Larry Scirotto held a media conference at the NAACP building, located along Northwest Sixth Street, Monday morning.

He said he was fired for doing the very thing he was brought in to do.

“If promoting diversity and inclusion in the FLPD is the hill I die on, I will sleep well tonight knowing that I did the right and just thing for this profession, the FLPD and this community,” said the former police chief.

Scirotto was fired by City Manager Chris Lagerbloom on Thursday after six months on the job.

He is now saying he’s not going away without a fight and that all legal actions are on the table.

Scirotto said he was hired to make the police department more inclusive and diverse and was fired for doing just that.

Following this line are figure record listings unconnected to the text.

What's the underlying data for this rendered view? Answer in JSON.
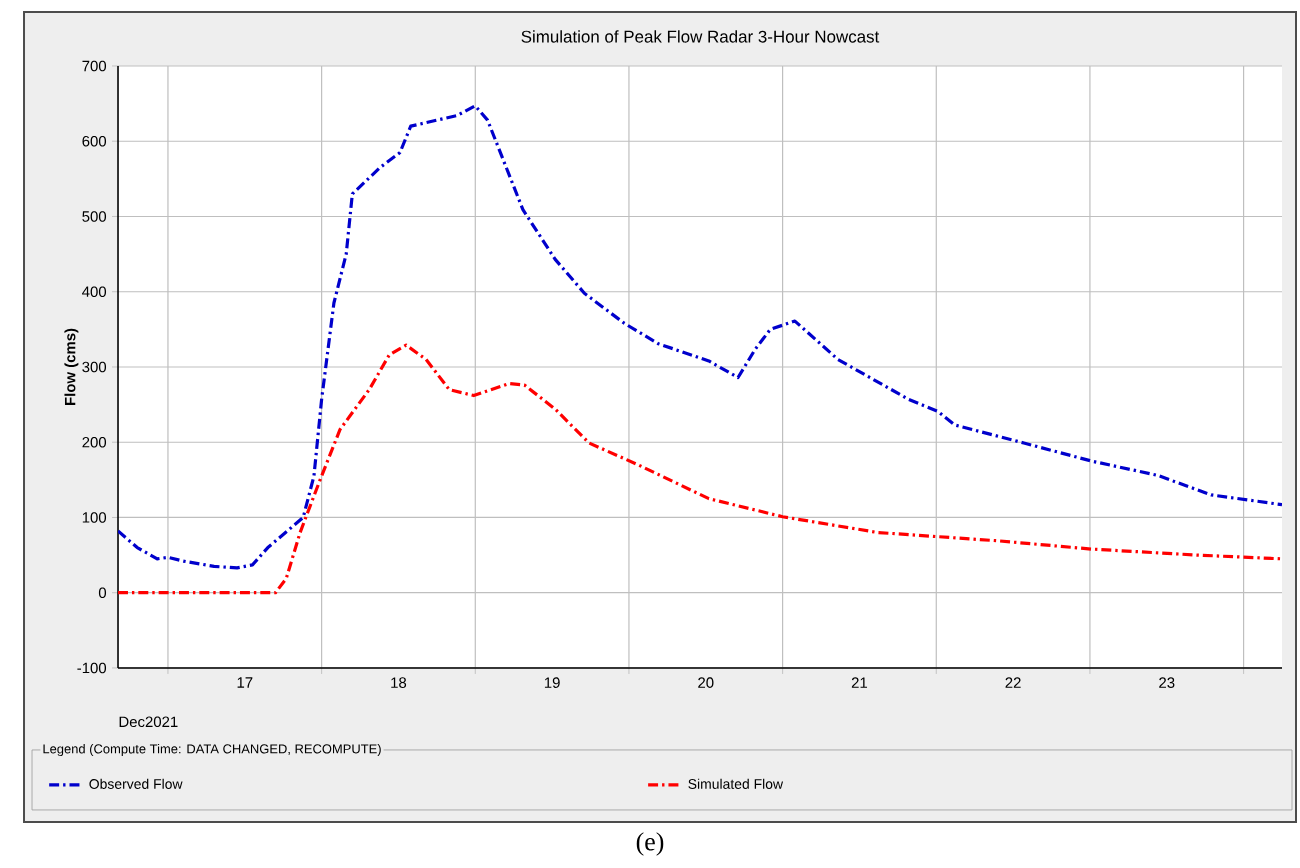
{
  "chart_data": {
    "type": "line",
    "title": "Simulation of Peak Flow Radar 3-Hour Nowcast",
    "ylabel": "Flow (cms)",
    "legend_title": "Legend (Compute Time: DATA CHANGED, RECOMPUTE)",
    "annotations": [
      "Dec2021",
      "(e)"
    ],
    "xlim": [
      16.675,
      24.25
    ],
    "xticks": [
      {
        "value": 17,
        "label": null
      },
      {
        "value": 18,
        "label": null
      },
      {
        "value": 19,
        "label": null
      },
      {
        "value": 20,
        "label": null
      },
      {
        "value": 21,
        "label": null
      },
      {
        "value": 22,
        "label": null
      },
      {
        "value": 23,
        "label": null
      },
      {
        "value": 24,
        "label": null
      },
      {
        "value": 17.5,
        "label": "17"
      },
      {
        "value": 18.5,
        "label": "18"
      },
      {
        "value": 19.5,
        "label": "19"
      },
      {
        "value": 20.5,
        "label": "20"
      },
      {
        "value": 21.5,
        "label": "21"
      },
      {
        "value": 22.5,
        "label": "22"
      },
      {
        "value": 23.5,
        "label": "23"
      }
    ],
    "ylim": [
      -100,
      700
    ],
    "yticks": [
      -100,
      0,
      100,
      200,
      300,
      400,
      500,
      600,
      700
    ],
    "grid": true,
    "legend": "bottom",
    "line_style": "dashdot",
    "marker": "none",
    "series": [
      {
        "name": "Observed Flow",
        "color": "#0000cc",
        "x": [
          16.675,
          16.8,
          16.93,
          17.0,
          17.1,
          17.3,
          17.45,
          17.55,
          17.65,
          17.88,
          17.95,
          18.0,
          18.08,
          18.16,
          18.2,
          18.38,
          18.51,
          18.58,
          18.75,
          18.88,
          19.0,
          19.08,
          19.31,
          19.52,
          19.71,
          19.97,
          20.19,
          20.52,
          20.71,
          20.82,
          20.92,
          21.08,
          21.36,
          21.82,
          22.01,
          22.12,
          22.57,
          23.01,
          23.44,
          23.79,
          24.25
        ],
        "values": [
          82,
          60,
          45,
          47,
          42,
          35,
          33,
          37,
          60,
          100,
          155,
          257,
          385,
          450,
          530,
          565,
          585,
          620,
          628,
          634,
          647,
          628,
          509,
          443,
          398,
          358,
          331,
          308,
          286,
          323,
          350,
          361,
          310,
          257,
          241,
          223,
          199,
          175,
          156,
          130,
          117
        ]
      },
      {
        "name": "Simulated Flow",
        "color": "#ff0000",
        "x": [
          16.675,
          17.7,
          17.77,
          17.86,
          17.99,
          18.12,
          18.31,
          18.44,
          18.55,
          18.68,
          18.83,
          18.99,
          19.22,
          19.32,
          19.52,
          19.74,
          20.06,
          20.52,
          21.0,
          21.62,
          22.4,
          23.01,
          23.7,
          24.25
        ],
        "values": [
          0,
          0,
          19,
          80,
          150,
          217,
          270,
          316,
          329,
          310,
          270,
          262,
          278,
          276,
          244,
          199,
          170,
          125,
          101,
          80,
          69,
          58,
          50,
          45
        ]
      }
    ]
  }
}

“The city manager warned me that the changes that I would need to make would meet great resistance, and that is ever true today, but he also promised that he would support me all along the way, and I guess that was true until the actual changes started to happen,” said Scirotto.

Scriotto was accused of promoting the officers based on their race, with complaints and investigations referring to the pictures on the walls.

The reports said that Scriotto made a comment saying that “the wall is too white, and I’m gonna change that.” He has said it was taken out of context.

“The conversation was just about how the first organization looks when the entire wall is all white, not it’s too white. There’s no such thing as ‘too;’ that it is all white, and that we’re telling our community that were building a diverse and inclusive organization, and the wall doesn’t represent that,” said Scriotto.

The report also said Scriotto made a statement saying: “This is between Cecil and Eddie. Which one is blacker?”

“That wasn’t why he was promoted. He was promoted because he is educated with a Master’s degree,” said Scriotto.

For now, he is out of a job, willing to sue just to get it back.

He was the fifth police chief for Fort Lauderdale since 2020.

City officials will not comment following Scirotto’s media conference due to possible pending litigation.